Unsecured Loans

There’s optimism in borrowing money, when you take out an loan you are stating to yourself and to the world that you are confident that your situation is about to change for the better. What you cannot afford now, you will be able to afford in the near future. It is for this reason you are able to take a loan and rely heavily on the fact that your income will be able to keep sustaining you whilst covering the cost of the loan.

Secured Loans

Sometimes the people lending the money need a bit more to rely on than your confidence alone, this is where secured loans come in. Secured loans are loans that are designed for homeowners. When the lenders lend the money they are tying it to the home, if the borrower is unable to pay back the loan, the lenders will claim their money through their home. If the borrowers are able to pay the money back in full and on time, they continue to be the owners of their own home.

Secured loans are likely to be bigger and come with lower interest rates but they certainly do come with a obvious risks to your property and therefore to your financial security. In order to receive this loan, borrowers are putting a lot on the line.

Unsecured Loans

Unsecured loans, however, are attractive to both homeowners and non-homeowners (or tenants) alike. Statistics actually show that an equal number of home owners and tenants opt for unsecured loans because of it’s benefits. Loans such as these typically provide smaller amounts of cash with shorter processing time and higher interest rates designed to help people out of a sticky financial situation as quickly as possible. These loans have nothing to do with residential status, rather the loan provided is calculated based on your monthly income and on your predicted ability to pay back the loan in full and on time.

This is basically your Debt To Income ratio (DTI).
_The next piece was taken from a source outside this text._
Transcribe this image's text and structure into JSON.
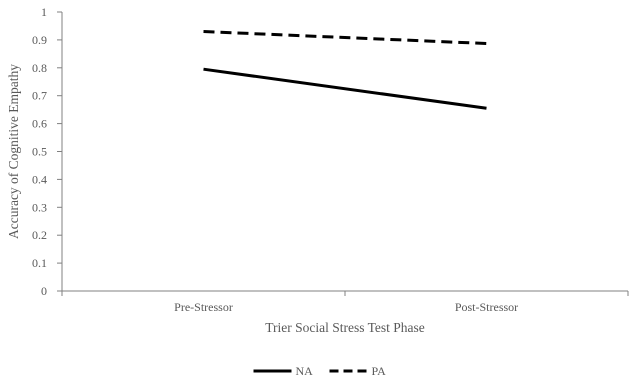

DTI is built up by your total monthly income divided by your total monthly loan repayments. A DTI of 20% is considered a very good DTI ratio. It is important that you keep your DTI promising for your credit card score and in order to establish yourself as an attractive candidate for an unsecured loan or secured loan.

The downside of unsecured loan may be obvious; although you are not risking your property and home, if you are late paying your repayments (as research show an increasing number of borrowers are) interest rates start to climb, credit card scores begin to plummet and in extreme cases legal action can be taken against the borrower. It is therefore of the utmost importance to make a well informed estimation regarding the loan that you are most confident you will be able to pay back comfortably, without stretching any existing resources.